When we think of Gotham, we instantly picture New York City. Mostly since Tim Burton and Christopher Nolan’s Batman series came out. “Gotham” has long been a nickname for New York City, first coined by Washington Irving in 1807. DC writer Bill Finger picked this name simply because it sounded appropriate for the story. The original Gotham was based on many different U.S. cities, such as Chicago, Pittsburgh, Detroit, Los Angeles and New York. Some British villages have served as inspiration as well. A few Batman aficionados have actually placed Gotham in New Jersey, and there’s strong research to back it up!

Number Six: Gotham Was Always a Horrible Place

Batman’s hometown didn’t become a criminal metropolis over time—it was already a trainwreck when it was founded. In fact, it used to be so bad that its current sinful, rotten state is considered to be a major improvement over its past situation!

Number Five: Gotham or Vancouver?

A map of Gotham City appears in Tim Burton’s Batman which, in fact, was an inverted map of Vancouver! The film wasn’t really shot anywhere near Canada; it was entirely filmed at the iconic Pinewood Studios, in England.

Number Four: The Bat-Cave and Gotham are Pretty Close

The Bat-Cave is supposed to be within Gotham County and, according to 1966’s film, it’s only 14 miles from the city. Due to the bat-mobile’s high speed acceleration, it would only take a few minutes for Batman to get there.

Number Three: Gotham’s Gotham Took Forever to Build

Fox’s TV series Gotham tells the origin stories of many DC characters, including Wayne, Catwoman, the Penguin and the Joker. The show is entirely shot in New York. Fox’s executives wanted to use as little CGI as possible, so real sets were built instead. The main set, the police precinct, took 10 weeks to build!

Number Two: Gotham Really Exists… and It Needs Your Help

Gotham is an actual little village in Nottinghamshire, England. It doesn’t really have a lot to do with the fictitious DC city, other than the shared name.
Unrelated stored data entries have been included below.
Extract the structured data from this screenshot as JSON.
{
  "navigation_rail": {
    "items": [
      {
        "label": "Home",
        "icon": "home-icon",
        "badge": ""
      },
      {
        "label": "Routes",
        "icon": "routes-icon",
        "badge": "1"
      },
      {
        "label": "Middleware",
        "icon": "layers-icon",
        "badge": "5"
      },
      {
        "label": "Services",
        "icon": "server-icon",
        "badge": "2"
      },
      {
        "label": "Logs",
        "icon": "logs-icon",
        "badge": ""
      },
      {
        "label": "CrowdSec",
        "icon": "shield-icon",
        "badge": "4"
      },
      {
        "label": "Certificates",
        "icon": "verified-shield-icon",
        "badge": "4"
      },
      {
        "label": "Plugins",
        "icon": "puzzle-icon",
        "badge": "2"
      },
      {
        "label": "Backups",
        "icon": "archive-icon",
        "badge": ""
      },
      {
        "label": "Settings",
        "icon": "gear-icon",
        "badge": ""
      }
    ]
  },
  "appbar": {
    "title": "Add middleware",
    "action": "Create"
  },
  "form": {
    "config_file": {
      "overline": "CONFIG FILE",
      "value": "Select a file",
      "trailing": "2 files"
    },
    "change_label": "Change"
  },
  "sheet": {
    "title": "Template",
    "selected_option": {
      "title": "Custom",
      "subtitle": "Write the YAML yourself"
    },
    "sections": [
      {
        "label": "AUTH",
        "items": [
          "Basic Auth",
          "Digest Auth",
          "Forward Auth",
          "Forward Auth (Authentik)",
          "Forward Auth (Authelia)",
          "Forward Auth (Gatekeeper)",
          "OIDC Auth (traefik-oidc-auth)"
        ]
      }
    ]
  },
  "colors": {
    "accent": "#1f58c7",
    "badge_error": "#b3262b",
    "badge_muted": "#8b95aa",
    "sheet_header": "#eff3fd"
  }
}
However, its government is turning to Batman’s fans for help; The Gotham Royal British Legion Building has been shut down due to financial struggles, and they want DC fans to donate money so that they can turn it into a “community-run cafe and visitor hub where village archives can be stored and displayed.” It would be a nice way for Batman fans to make it up to Gotham’s population for regularly stealing their road sign!

Number One: Clear Rooftops for Batman

The rooftops of most Batman’s adaptations are usually clear, free of signs or antennas (which, in fact, used to plague the city in the early stages of the story). That’s a conscious decision—it’s supposed to be a government choice to help Batman lurk around the city freely and safely. Gotham city passed the “Sprang Act” to forbid institutions to place big advertising signs on top of any buildings. We hope you enjoyed reading our list!